French Bulldog

A fawn-colored French Bulldog laying down

The French Bulldog (commonly called a Frenchie) makes a positively delightful companion for the family that can provide plenty of attention. Is a Frenchie the right dog for your household?

French Bulldog: The French Connection

It's an interesting fact of this breed's history that the lovable Frenchie started out as a miniature version of the stalwart English Bulldog around the late 1800s. These dogs were bred down to a more companionable size, and along the way they caught the attention of a group of French dog breeders. Recognizing the mini Bulldog's wonderful attributes, the breeders quickly imported specimens they cross bred to French Terriers. This crossbreeding resulted in the modern French Bulldog.

General Description

Sturdy and adorable are two words that immediately come to mind when looking at a Frenchie. The head is reminiscent of the Bulldog heritage and is fairly square in shape. The muzzle is very broad, but short like a Pug. The nose tilts slightly upward and the jaw is mildly undershot.
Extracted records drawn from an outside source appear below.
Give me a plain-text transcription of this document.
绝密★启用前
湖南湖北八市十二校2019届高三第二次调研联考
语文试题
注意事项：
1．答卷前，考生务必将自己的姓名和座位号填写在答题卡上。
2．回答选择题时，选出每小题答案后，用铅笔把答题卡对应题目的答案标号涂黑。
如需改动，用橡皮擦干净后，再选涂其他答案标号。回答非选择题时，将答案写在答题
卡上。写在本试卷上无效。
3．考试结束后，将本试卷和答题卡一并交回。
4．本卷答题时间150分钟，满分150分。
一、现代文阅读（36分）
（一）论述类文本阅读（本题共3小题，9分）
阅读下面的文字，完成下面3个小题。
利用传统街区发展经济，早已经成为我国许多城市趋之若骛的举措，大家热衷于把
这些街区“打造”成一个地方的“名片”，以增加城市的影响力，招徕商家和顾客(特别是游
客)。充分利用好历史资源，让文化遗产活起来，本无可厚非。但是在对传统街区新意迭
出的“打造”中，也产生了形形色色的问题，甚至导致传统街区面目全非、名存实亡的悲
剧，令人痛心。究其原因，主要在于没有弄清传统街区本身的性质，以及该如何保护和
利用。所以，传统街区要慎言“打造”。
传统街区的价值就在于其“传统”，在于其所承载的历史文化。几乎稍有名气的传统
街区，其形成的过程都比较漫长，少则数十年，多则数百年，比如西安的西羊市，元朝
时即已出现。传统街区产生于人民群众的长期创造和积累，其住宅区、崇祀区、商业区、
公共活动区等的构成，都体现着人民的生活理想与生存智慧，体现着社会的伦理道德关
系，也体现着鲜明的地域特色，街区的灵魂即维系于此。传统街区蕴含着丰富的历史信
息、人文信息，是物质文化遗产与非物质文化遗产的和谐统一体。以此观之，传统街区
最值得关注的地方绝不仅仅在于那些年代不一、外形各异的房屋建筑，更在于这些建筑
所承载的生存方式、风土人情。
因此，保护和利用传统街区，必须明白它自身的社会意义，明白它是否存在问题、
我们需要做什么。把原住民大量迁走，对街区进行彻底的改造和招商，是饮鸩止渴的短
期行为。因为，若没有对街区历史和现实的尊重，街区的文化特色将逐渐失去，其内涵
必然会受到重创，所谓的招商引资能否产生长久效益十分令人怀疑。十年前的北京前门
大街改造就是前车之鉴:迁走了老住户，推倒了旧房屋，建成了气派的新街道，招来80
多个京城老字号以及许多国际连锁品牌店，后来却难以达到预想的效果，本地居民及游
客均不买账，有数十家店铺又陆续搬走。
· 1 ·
A Frenchie's eyes are full, round and carry a very warm expression. The best specimens will show no white in eyes when looking directly forward. The ears are a very distinguishing characteristic of this breed. Unlike the English Bulldog, the French Bulldog's ears are erect like a bat's. They are broad, rounded and set at ten and two o'clock for a slightly angled appearance.

The dog's neck is rather broad and short, and it tapers into shoulders that are broader than the rear quarter. The chest is also wide with good depth, but not as broad as the English Bulldog. The body is just short of rectangular and solid, with four strong legs that are generally straighter than the English dog's signature Chippendale front. The tail is little more than a stub.

The average height of this breed runs about 12 inches at the shoulder. Balance and proportion are of great importance, but no specimen should weigh over 28 pounds.

Acceptable colors include:

  • Brindle (with or without white)
  • Fawn
  • White
  • Any other color that is not on the unacceptable list

Unacceptable colors include:

  • Solid black
  • Black and tan
  • Black and white
  • Liver
  • Mouse grey

Personality and Training

As cute as the French Bulldog is, it's the breed's personality that truly stands out. These dogs are lovable clowns that want to amuse and make over you. They were bred for companionship rather than performance. That's not to say they are without intelligence. They may seem difficult to train because of their silliness and headstrong behavior. You need patience and persistence when training a French Bulldog. Frenchies do not respond well to heavy handed tactics and shouting. Doing so will result in a very sulky pet that is longer listening to you. Clicker training is one approach that more owners are finding especially effective with this breed. This form of training builds on successes rather than punishing for failures.

While not exactly a nuisance barker, these dogs can be quite vocal. They require a good deal of personal attention. Some dogs are prone to attaching themselves to a favorite person, so good socialization is a must. Begin with a basic puppy class and follow with a basic obedience course when the dog is old enough.

Grooming Needs

Photo of French Bulldog playmates

The French Bulldog's short coat actually requires very little care. These dogs are medium shedders. Regular brushing is required to prevent loose hairs from collecting on clothing and furniture. A monthly bathing is usually sufficient. However, the folds of flesh around the face should be wiped clean on a daily basis to prevent musty buildup. This is easily accomplished with the use of a pet wipe. Special attention should also be paid to keeping the prominent eyes free of mucus and other debris.

The ears should also be checked and cleaned periodically. Their upright setting promotes better than average air flow. Ear infections are not a common occurrence with this breed.

The nails have a tendency to grow rather quickly. They should be trimmed or ground back two to three times a month.


The breed lives an average of ten to twelve years. Their exercise needs are somewhat lower than other breeds, however daily walks are necessary to stave off excessive weight gain. The French Bulldog does have some potential health issues such as:

  • The eyes are prone to injury and infection.
  • Obesity is an issue that usually leads to breathing problems.
  • They can experience painful bouts of gas. This can be lessened with proper exercise.
  • A substantial number of their litters must be delivered by C-section.
  • They are prone to drowning when left unsupervised around open water due to their stout size.